The aim of this study was to investigate the feasibility of separately evaluating bronchial (BAP) and pulmonary arterial perfusion (PAP) of lung cancers using dual-input perfusion computed tomography.Materials and Methods:
Twenty-nine lesions from 28 patients [19 men and 9 women; age, 65.8±11.3 y (mean±SD); range, 39 to 85 y] were included in this study (1 patient had 2 tumors).
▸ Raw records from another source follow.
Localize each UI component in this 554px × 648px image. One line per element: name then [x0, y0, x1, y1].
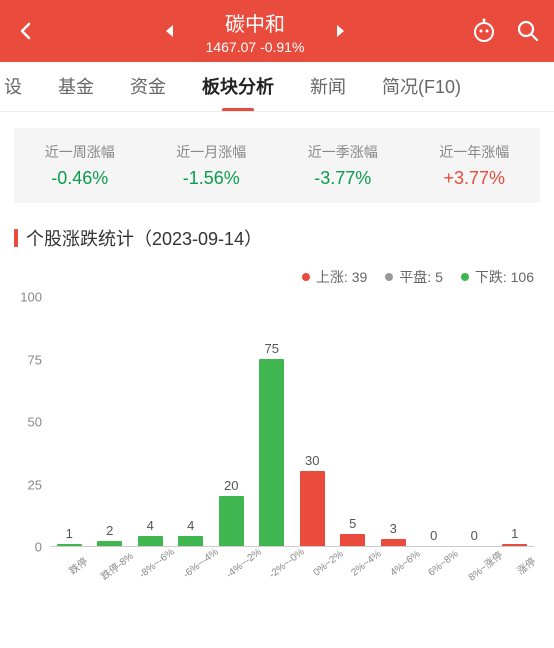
- y-axis: 0255075100: [10, 297, 46, 547]
- bar-value-label: 20: [224, 478, 238, 493]
- chart-legend: 上涨: 39 平盘: 5 下跌: 106: [0, 267, 554, 297]
- distribution-chart: 0255075100 124420753053001 跌停跌停-8%-8%~-6…: [0, 297, 554, 597]
- robot-icon[interactable]: [470, 17, 498, 45]
- bar-value-label: 75: [265, 341, 279, 356]
- x-label-8: 4%~6%: [382, 542, 425, 583]
- bar-value-label: 30: [305, 453, 319, 468]
- y-tick: 100: [20, 290, 42, 305]
- bar: [178, 536, 203, 546]
- bar-col-7: 5: [334, 516, 373, 547]
- x-label-0: 跌停: [54, 542, 97, 583]
- period-stats-row: 近一周涨幅-0.46%近一月涨幅-1.56%近一季涨幅-3.77%近一年涨幅+3…: [14, 128, 540, 203]
- x-label-10: 8%~涨停: [460, 541, 506, 584]
- tab-partial[interactable]: 设: [0, 62, 40, 112]
- period-stat-3: 近一年涨幅+3.77%: [409, 142, 541, 189]
- next-icon[interactable]: [326, 17, 354, 45]
- y-tick: 50: [28, 415, 42, 430]
- back-icon[interactable]: [12, 17, 40, 45]
- legend-down: 下跌: 106: [461, 267, 534, 287]
- bar-value-label: 3: [390, 521, 397, 536]
- x-axis-labels: 跌停跌停-8%-8%~-6%-6%~-4%-4%~-2%-2%~-0%0%~2%…: [50, 553, 534, 576]
- period-stat-2: 近一季涨幅-3.77%: [277, 142, 409, 189]
- legend-flat: 平盘: 5: [385, 267, 443, 287]
- tab-3[interactable]: 新闻: [292, 62, 364, 112]
- bar-value-label: 1: [511, 526, 518, 541]
- y-tick: 25: [28, 477, 42, 492]
- x-label-11: 涨停: [501, 542, 544, 583]
- x-label-6: 0%~2%: [306, 542, 349, 583]
- y-tick: 75: [28, 352, 42, 367]
- tab-2[interactable]: 板块分析: [184, 62, 292, 112]
- bar-col-5: 75: [253, 341, 292, 547]
- bar-value-label: 1: [66, 526, 73, 541]
- tab-4[interactable]: 简况(F10): [364, 62, 479, 112]
- bar-col-6: 30: [293, 453, 332, 546]
- y-tick: 0: [35, 540, 42, 555]
- bar: [259, 359, 284, 547]
- x-label-9: 6%~8%: [421, 542, 464, 583]
- bar-col-3: 4: [172, 518, 211, 546]
- bar-col-8: 3: [374, 521, 413, 547]
- tab-0[interactable]: 基金: [40, 62, 112, 112]
- bar: [219, 496, 244, 546]
- bar-value-label: 4: [147, 518, 154, 533]
- legend-up: 上涨: 39: [302, 267, 367, 287]
- stock-title: 碳中和: [206, 8, 305, 37]
- chart-plot: 124420753053001: [50, 297, 534, 547]
- tab-bar: 设 基金资金板块分析新闻简况(F10): [0, 62, 554, 112]
- prev-icon[interactable]: [156, 17, 184, 45]
- x-label-1: 跌停-8%: [92, 541, 136, 582]
- tab-1[interactable]: 资金: [112, 62, 184, 112]
- bar-value-label: 5: [349, 516, 356, 531]
- period-stat-1: 近一月涨幅-1.56%: [146, 142, 278, 189]
- bar: [381, 539, 406, 547]
- bar-value-label: 4: [187, 518, 194, 533]
- bar: [300, 471, 325, 546]
- bar-col-4: 20: [212, 478, 251, 546]
- app-header: 碳中和 1467.07 -0.91%: [0, 0, 554, 62]
- stock-subinfo: 1467.07 -0.91%: [206, 39, 305, 55]
- section-title: 个股涨跌统计（2023-09-14）: [0, 219, 554, 267]
- period-stat-0: 近一周涨幅-0.46%: [14, 142, 146, 189]
- x-label-7: 2%~4%: [344, 542, 387, 583]
- bar-value-label: 0: [430, 528, 437, 543]
- bar: [340, 534, 365, 547]
- bar-value-label: 2: [106, 523, 113, 538]
- search-icon[interactable]: [514, 17, 542, 45]
- bar-value-label: 0: [471, 528, 478, 543]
From computed tomography data, quantitative maps of PAP and BAP were created using the dual-input maximum-slope method. Total blood perfusion (TBP) was defined as the sum of PAP and BAP, and the percentage of PAP to TBP was defined as %PAP. Correlation of these values with tumor size, location, and pathologic type was statistically analyzed.Results:
PAP ranged from 2.0 to 93.1 mL/min/100 mL (mean±SD, 26.8±26.4), BAP was 0 to 65.4 (25.1±19.12), TBP was 20.7 to 132.0 (52.0±29.0), and %PAP was 4% to 100% (48.8%±31.9%). PAP, TBP, and %PAP correlated negatively with tumor size (P<0.05). PAP and %PAP were higher in the peripheral zone than in the central zone (P<0.05). There was significant correlation between pathologic type and the respective perfusion parameters (P>0.05).Conclusions:
We were successful in separating the dual vascular supply to assess dual-input perfusion of lung cancer. We found perfusion of lung cancers to depend on tumor size and location. Acknowledging and assessing the dual vascular supply in lung perfusion may have clinical implications in the management of lung cancer treatment.